More effective Lua way of this algorithm?

Hi,

every programming language has it’s best way of implementing things. Looking at my rather standard/basic implementarion of this ‘every one with everyone in both ways’ I would like to know if there is a best Lua way for this?

flubs ={1,2,3,4,5}

max = (#flubs*(#flubs-1))
print(max)
c = 1 -- only for loopcount
for i=1, #flubs do
    local k = i + 1
    for y = 1, #flubs-1 do
        if (k>#flubs) then k=1 end
        print(c .. ": " .. flubs[i] .. " - " .. flubs[k])
        k = k + 1
        c = c + 1 -- only for loopcount
    end
end

Many thanks

You’re looking for all pair combinations.

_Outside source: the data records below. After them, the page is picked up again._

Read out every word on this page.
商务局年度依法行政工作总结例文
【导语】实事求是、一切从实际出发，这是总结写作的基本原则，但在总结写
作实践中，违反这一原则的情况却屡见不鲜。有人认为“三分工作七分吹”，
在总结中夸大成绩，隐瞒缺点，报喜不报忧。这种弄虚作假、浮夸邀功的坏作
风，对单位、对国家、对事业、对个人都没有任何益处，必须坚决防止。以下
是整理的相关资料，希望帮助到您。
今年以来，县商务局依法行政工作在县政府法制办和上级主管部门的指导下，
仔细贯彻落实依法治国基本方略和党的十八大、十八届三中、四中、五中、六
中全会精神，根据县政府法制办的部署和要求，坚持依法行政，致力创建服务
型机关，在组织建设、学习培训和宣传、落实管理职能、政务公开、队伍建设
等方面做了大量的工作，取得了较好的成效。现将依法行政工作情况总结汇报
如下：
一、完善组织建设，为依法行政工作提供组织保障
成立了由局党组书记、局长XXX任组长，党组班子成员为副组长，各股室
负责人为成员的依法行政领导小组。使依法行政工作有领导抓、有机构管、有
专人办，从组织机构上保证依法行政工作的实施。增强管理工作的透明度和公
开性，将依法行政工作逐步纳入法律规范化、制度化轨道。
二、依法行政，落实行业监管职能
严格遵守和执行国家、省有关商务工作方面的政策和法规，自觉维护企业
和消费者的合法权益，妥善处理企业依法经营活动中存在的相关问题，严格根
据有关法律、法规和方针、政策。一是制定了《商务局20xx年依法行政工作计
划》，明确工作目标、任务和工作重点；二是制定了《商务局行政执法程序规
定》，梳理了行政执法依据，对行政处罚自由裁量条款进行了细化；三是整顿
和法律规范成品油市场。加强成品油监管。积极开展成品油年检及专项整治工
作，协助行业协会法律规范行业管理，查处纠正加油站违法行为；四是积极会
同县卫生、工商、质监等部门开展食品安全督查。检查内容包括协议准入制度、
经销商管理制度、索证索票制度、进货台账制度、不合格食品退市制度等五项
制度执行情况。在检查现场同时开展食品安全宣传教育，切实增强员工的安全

I’m not sure there’s any special Lua way, but I would have just done this

flubs ={1,2,3,4,5}
max = (#flubs*(#flubs-1))
print(max)
for i=1, #flubs do
    for k = 1, #flubs do
        if (i~=k) then print(c .. ": " .. flubs[i] .. " - " .. flubs[k]) end
    end
end

Wow, I don’t know if this is the best Lua way, but it surely is much cleaner than my code.
Thanks!

If you want to use more lua functionality instead of just two simple loops, you could do something like this. It’s not more efficient, just looks nicer when you actually use it:

function mypairs(t)
    return coroutine.wrap(function() 
        local c = 1
        for i = 1, #t do
            for j = 1, #t do
                if t[i] ~= t[j] then
                    coroutine.yield(c, t[i]..t[j])
                    c = c + 1
                end
            end
        end
    end)
end

flubs = {1, 2, 3, 4, 5}
for i, v in mypairs(flubs) do print(i..":", v) end

Lua lacks functionality other languages have that make things like this look more elegant, but that doesn’t mean two for loops are less efficient than a call to a complex library function.

Nahhh, I think I’ll stick with Ignatzs’ version :wink: Nice and small and I understood it directly. Yours looks very interesting though, with some unknown things I’ll have to check. ‘coroutine.wrap’ and ‘.yield’. Thanks for giving me learning material.